Introduction Sicca syndrome, characterized by xerophthalmia and xerostomia, is associated with various autoimmune and non-autoimmune conditions, posing diagnostic challenges. Sjögren's syndrome (SS) is the most prevalent systemic autoimmune disease linked to sicca symptoms. This study evaluates the diagnostic accuracy of salivary gland scintigraphy (SGS) in distinguishing SS from non-Sjögren's sicca conditions, alongside other diagnostic tests. Methods A retrospective analysis was conducted at Hospital Universitario La Paz from December 2019 to March 2023, including 142 patients diagnosed with sicca syndrome. Correlations between qualitative and quantitative SGS data (GE Healthcare, Chicago, Illinois) and multiparametric sicca evaluations were assessed. Results Among the 142 patients, 84 (59.15%) were classified as having SS, with 55 (65.48%) seropositive for anti-Ro antibodies. Abnormal SGS results were found in 135 (95.07%) patients. Qualitative SGS categorized seven (4.93%) as mild, 53 (37.32%) as moderate, 50 (35.21%) as severe, and 21 (14.79%) as functionally annulled. Moderate or worse impairment had a sensitivity of 0.88 and a specificity of 0.17. Functional annulment had a sensitivity of 0.17 and a specificity of 0.97. Quantitative SGS using ejection fraction thresholds of ≤30% and ≤20% had sensitivities of 0.35 and 0.18 and specificities of 0.84 and 0.94, respectively. Quantitative SGS metrics correlated with unstimulated whole salivary flow (WUSF; 0.243; p=0.003) and inversely with lymphocytic infiltration (-0.281; p=0.001). The 2016 American College of Rheumatology/European League Against Rheumatism (ACR-EULAR) classification criteria for Sjögren's syndrome demonstrated an area under the curve (AUC) of 0.932, which improved to 0.951 with the inclusion of SGS parameters. Conclusions SGS is a significant diagnostic tool in the multiparametric evaluation of sicca syndrome, showing strong correlations with histological and immunological markers. Its integration into diagnostic criteria enhances the differentiation between SS and non-Sjögren's sicca conditions, suggesting its potential inclusion in future classification frameworks.

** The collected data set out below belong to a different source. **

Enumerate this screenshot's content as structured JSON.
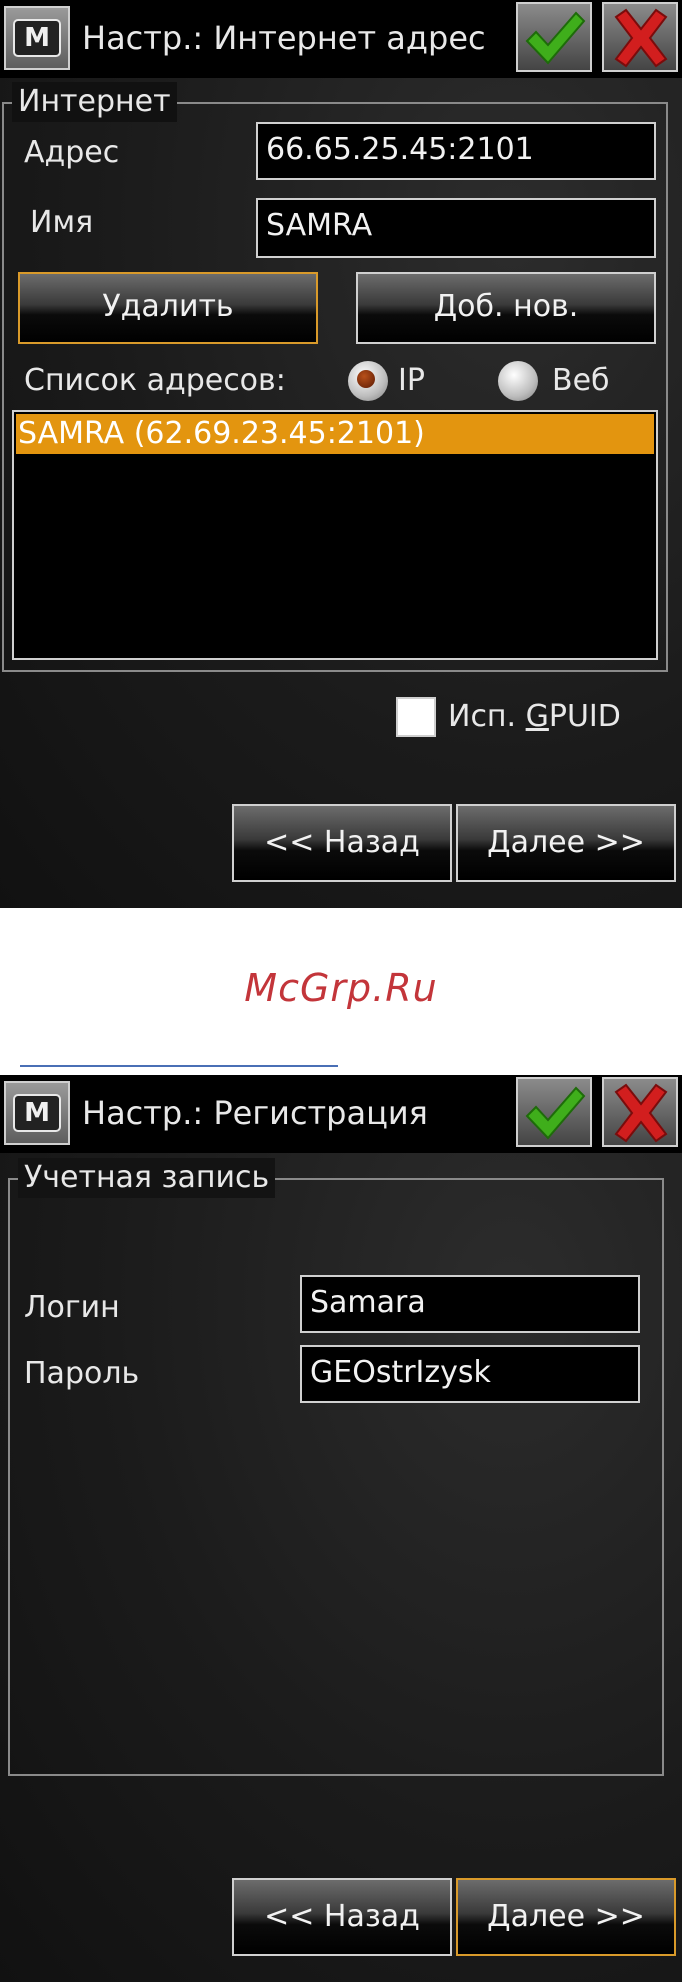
{
  "screen1": {
    "title": "Настр.: Интернет адрес",
    "menu_glyph": "M",
    "group_label": "Интернет",
    "address_label": "Адрес",
    "address_value": "66.65.25.45:2101",
    "name_label": "Имя",
    "name_value": "SAMRA",
    "delete_button": "Удалить",
    "add_button": "Доб. нов.",
    "list_label": "Список адресов:",
    "radio_ip": "IP",
    "radio_web": "Веб",
    "radio_selected": "IP",
    "list_items": [
      "SAMRA (62.69.23.45:2101)"
    ],
    "gpuid_label_prefix": "Исп. ",
    "gpuid_label_mnemonic": "G",
    "gpuid_label_suffix": "PUID",
    "gpuid_checked": false,
    "back_button": "<< Назад",
    "next_button": "Далее >>"
  },
  "watermark": "McGrp.Ru",
  "screen2": {
    "title": "Настр.: Регистрация",
    "menu_glyph": "M",
    "group_label": "Учетная запись",
    "login_label": "Логин",
    "login_value": "Samara",
    "password_label": "Пароль",
    "password_value": "GEOstrIzysk",
    "back_button": "<< Назад",
    "next_button": "Далее >>"
  },
  "colors": {
    "accent_orange": "#e3950f",
    "button_focus_border": "#d99a2a",
    "watermark_red": "#c3353a",
    "ok_green": "#3fae1b",
    "cancel_red": "#d21e1e"
  },
  "icons": {
    "menu": "menu-m-icon",
    "ok": "checkmark-icon",
    "cancel": "close-x-icon"
  }
}
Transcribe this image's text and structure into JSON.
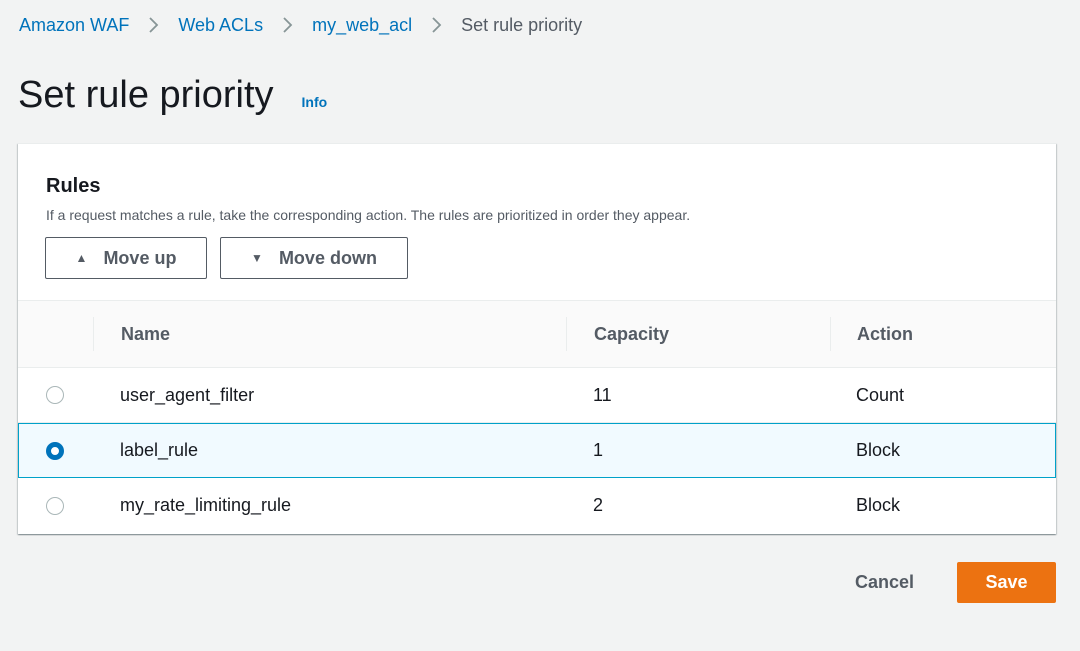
{
  "breadcrumb": {
    "items": [
      "Amazon WAF",
      "Web ACLs",
      "my_web_acl"
    ],
    "current": "Set rule priority"
  },
  "page": {
    "title": "Set rule priority",
    "info_label": "Info"
  },
  "panel": {
    "title": "Rules",
    "description": "If a request matches a rule, take the corresponding action. The rules are prioritized in order they appear.",
    "move_up_label": "Move up",
    "move_down_label": "Move down"
  },
  "table": {
    "columns": [
      "Name",
      "Capacity",
      "Action"
    ],
    "rows": [
      {
        "name": "user_agent_filter",
        "capacity": "11",
        "action": "Count",
        "selected": false
      },
      {
        "name": "label_rule",
        "capacity": "1",
        "action": "Block",
        "selected": true
      },
      {
        "name": "my_rate_limiting_rule",
        "capacity": "2",
        "action": "Block",
        "selected": false
      }
    ]
  },
  "footer": {
    "cancel_label": "Cancel",
    "save_label": "Save"
  },
  "colors": {
    "link": "#0073bb",
    "primary_button": "#ec7211",
    "selected_row_border": "#00a1c9",
    "selected_row_bg": "#f1faff"
  },
  "icons": {
    "separator": "chevron-right-icon",
    "move_up": "triangle-up-icon",
    "move_down": "triangle-down-icon"
  }
}
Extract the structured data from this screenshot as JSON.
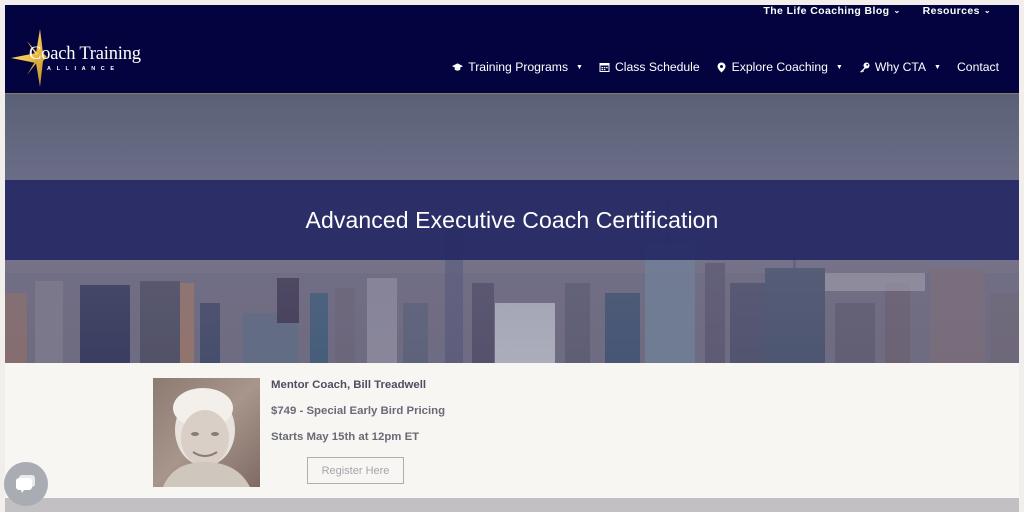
{
  "brand": {
    "name_main": "Coach Training",
    "name_sub": "ALLIANCE",
    "star_color": "#f0c24a",
    "header_bg": "#03043f"
  },
  "topbar": {
    "items": [
      {
        "label": "The Life Coaching Blog",
        "icon": "chevron-down-icon"
      },
      {
        "label": "Resources",
        "icon": "chevron-down-icon"
      }
    ]
  },
  "nav": {
    "items": [
      {
        "label": "Training Programs",
        "icon": "graduation-cap-icon",
        "glyph": "🎓",
        "has_dropdown": true
      },
      {
        "label": "Class Schedule",
        "icon": "calendar-icon",
        "glyph": "▦",
        "has_dropdown": false
      },
      {
        "label": "Explore Coaching",
        "icon": "map-pin-icon",
        "glyph": "⚲",
        "has_dropdown": true
      },
      {
        "label": "Why CTA",
        "icon": "key-icon",
        "glyph": "⚷",
        "has_dropdown": true
      },
      {
        "label": "Contact",
        "has_dropdown": false
      }
    ],
    "caret_glyph": "▼",
    "chevron_glyph": "⌄"
  },
  "hero": {
    "title": "Advanced Executive Coach Certification"
  },
  "course": {
    "mentor": "Mentor Coach, Bill Treadwell",
    "price": "$749 - Special Early Bird Pricing",
    "start": "Starts May 15th at 12pm ET",
    "register_label": "Register Here"
  },
  "chat": {
    "icon": "chat-bubble-icon"
  }
}
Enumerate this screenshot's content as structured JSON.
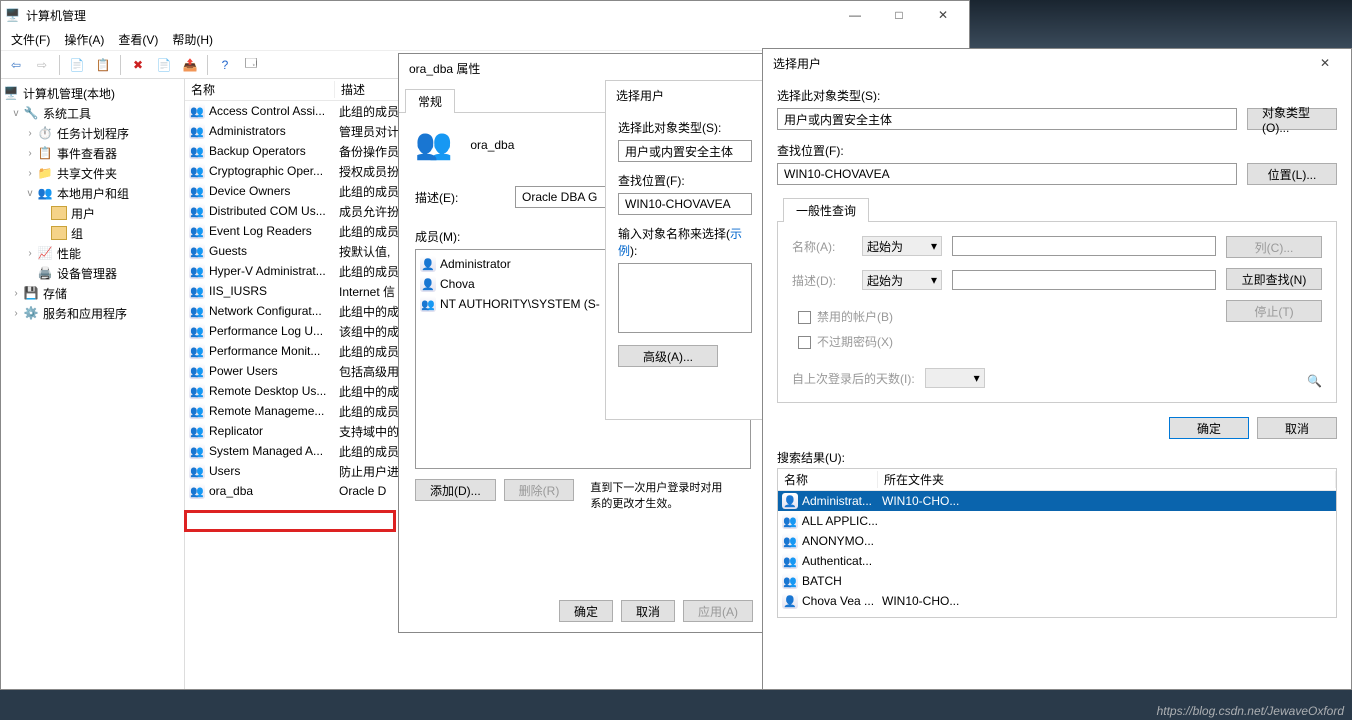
{
  "mmc": {
    "title": "计算机管理",
    "menus": [
      "文件(F)",
      "操作(A)",
      "查看(V)",
      "帮助(H)"
    ],
    "tree": {
      "root": "计算机管理(本地)",
      "sys_tools": "系统工具",
      "task_scheduler": "任务计划程序",
      "event_viewer": "事件查看器",
      "shared_folders": "共享文件夹",
      "local_users": "本地用户和组",
      "users": "用户",
      "groups": "组",
      "performance": "性能",
      "device_mgr": "设备管理器",
      "storage": "存储",
      "services_apps": "服务和应用程序"
    },
    "cols": {
      "name": "名称",
      "desc": "描述"
    },
    "groups": [
      {
        "n": "Access Control Assi...",
        "d": "此组的成员"
      },
      {
        "n": "Administrators",
        "d": "管理员对计"
      },
      {
        "n": "Backup Operators",
        "d": "备份操作员"
      },
      {
        "n": "Cryptographic Oper...",
        "d": "授权成员扮"
      },
      {
        "n": "Device Owners",
        "d": "此组的成员"
      },
      {
        "n": "Distributed COM Us...",
        "d": "成员允许扮"
      },
      {
        "n": "Event Log Readers",
        "d": "此组的成员"
      },
      {
        "n": "Guests",
        "d": "按默认值,"
      },
      {
        "n": "Hyper-V Administrat...",
        "d": "此组的成员"
      },
      {
        "n": "IIS_IUSRS",
        "d": "Internet 信"
      },
      {
        "n": "Network Configurat...",
        "d": "此组中的成"
      },
      {
        "n": "Performance Log U...",
        "d": "该组中的成"
      },
      {
        "n": "Performance Monit...",
        "d": "此组的成员"
      },
      {
        "n": "Power Users",
        "d": "包括高级用"
      },
      {
        "n": "Remote Desktop Us...",
        "d": "此组中的成"
      },
      {
        "n": "Remote Manageme...",
        "d": "此组的成员"
      },
      {
        "n": "Replicator",
        "d": "支持域中的"
      },
      {
        "n": "System Managed A...",
        "d": "此组的成员"
      },
      {
        "n": "Users",
        "d": "防止用户进"
      },
      {
        "n": "ora_dba",
        "d": "Oracle D"
      }
    ]
  },
  "props": {
    "title": "ora_dba 属性",
    "tab": "常规",
    "group_name": "ora_dba",
    "desc_label": "描述(E):",
    "desc_value": "Oracle DBA G",
    "members_label": "成员(M):",
    "members": [
      "Administrator",
      "Chova",
      "NT AUTHORITY\\SYSTEM (S-"
    ],
    "note": "直到下一次用户登录时对用\n系的更改才生效。",
    "add": "添加(D)...",
    "remove": "删除(R)",
    "ok": "确定",
    "cancel": "取消",
    "apply": "应用(A)"
  },
  "sel1": {
    "title": "选择用户",
    "type_label": "选择此对象类型(S):",
    "type_value": "用户或内置安全主体",
    "loc_label": "查找位置(F):",
    "loc_value": "WIN10-CHOVAVEA",
    "enter_label_a": "输入对象名称来选择(",
    "enter_label_link": "示例",
    "enter_label_b": "):",
    "advanced": "高级(A)..."
  },
  "sel2": {
    "title": "选择用户",
    "type_label": "选择此对象类型(S):",
    "type_value": "用户或内置安全主体",
    "obj_types_btn": "对象类型(O)...",
    "loc_label": "查找位置(F):",
    "loc_value": "WIN10-CHOVAVEA",
    "loc_btn": "位置(L)...",
    "general_tab": "一般性查询",
    "name_label": "名称(A):",
    "desc_label": "描述(D):",
    "combo": "起始为",
    "chk_disabled": "禁用的帐户(B)",
    "chk_pwd": "不过期密码(X)",
    "days_label": "自上次登录后的天数(I):",
    "cols_btn": "列(C)...",
    "find_now": "立即查找(N)",
    "stop": "停止(T)",
    "ok": "确定",
    "cancel": "取消",
    "results_label": "搜索结果(U):",
    "res_cols": {
      "name": "名称",
      "folder": "所在文件夹"
    },
    "results": [
      {
        "n": "Administrat...",
        "f": "WIN10-CHO...",
        "sel": true,
        "icon": "user"
      },
      {
        "n": "ALL APPLIC...",
        "f": "",
        "icon": "group"
      },
      {
        "n": "ANONYMO...",
        "f": "",
        "icon": "group"
      },
      {
        "n": "Authenticat...",
        "f": "",
        "icon": "group"
      },
      {
        "n": "BATCH",
        "f": "",
        "icon": "group"
      },
      {
        "n": "Chova Vea ...",
        "f": "WIN10-CHO...",
        "icon": "user"
      }
    ]
  },
  "watermark": "https://blog.csdn.net/JewaveOxford"
}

干燥综合征以干眼症和口干症为特征,与多种自身免疫性和非自身免疫性疾病相关,给诊断带来挑战。干燥综合征(SS)是与干燥症状相关的最常见的系统性自身免疫性疾病。本研究评估唾液腺闪烁显像(SGS)在区分干燥综合征与非干燥综合征性干燥状态以及其他诊断测试中的诊断准确性。
于2019年12月至2023年3月在拉巴斯大学医院进行回顾性分析,纳入142例诊断为干燥综合征的患者。评估SGS定性和定量数据(通用电气医疗集团,伊利诺伊州芝加哥)与多参数干燥评估之间的相关性。
142例患者中,84例(59.15%)被归类为患有干燥综合征,其中55例(65.48%)抗Ro抗体血清学阳性。135例(95.07%)患者SGS结果异常。SGS定性将7例(4.93%)归为轻度,53例(37.32%)归为中度,50例(35.21%)归为重度,21例(14.79%)功能丧失。中度或更严重损害的敏感性为0.88,特异性为0.17。功能丧失的敏感性为0.17,特异性为0.97。使用射血分数阈值≤30%和≤20%的定量SGS敏感性分别为0.35和0.18,特异性分别为0.84和0.94。定量SGS指标与未刺激全唾液流(WUSF;0.243;p = 0.003)相关,与淋巴细胞浸润呈负相关(-0.281;p = 0.001)。2016年美国风湿病学会/欧洲抗风湿病联盟(ACR-EULAR)干燥综合征分类标准的曲线下面积(AUC)为0.932,纳入SGS参数后提高到0.951。
SGS是干燥综合征多参数评估中的重要诊断工具,与组织学和免疫学标志物显示出强相关性。将其纳入诊断标准可增强干燥综合征与非干燥综合征性干燥状态之间的鉴别,提示其可能纳入未来的分类框架。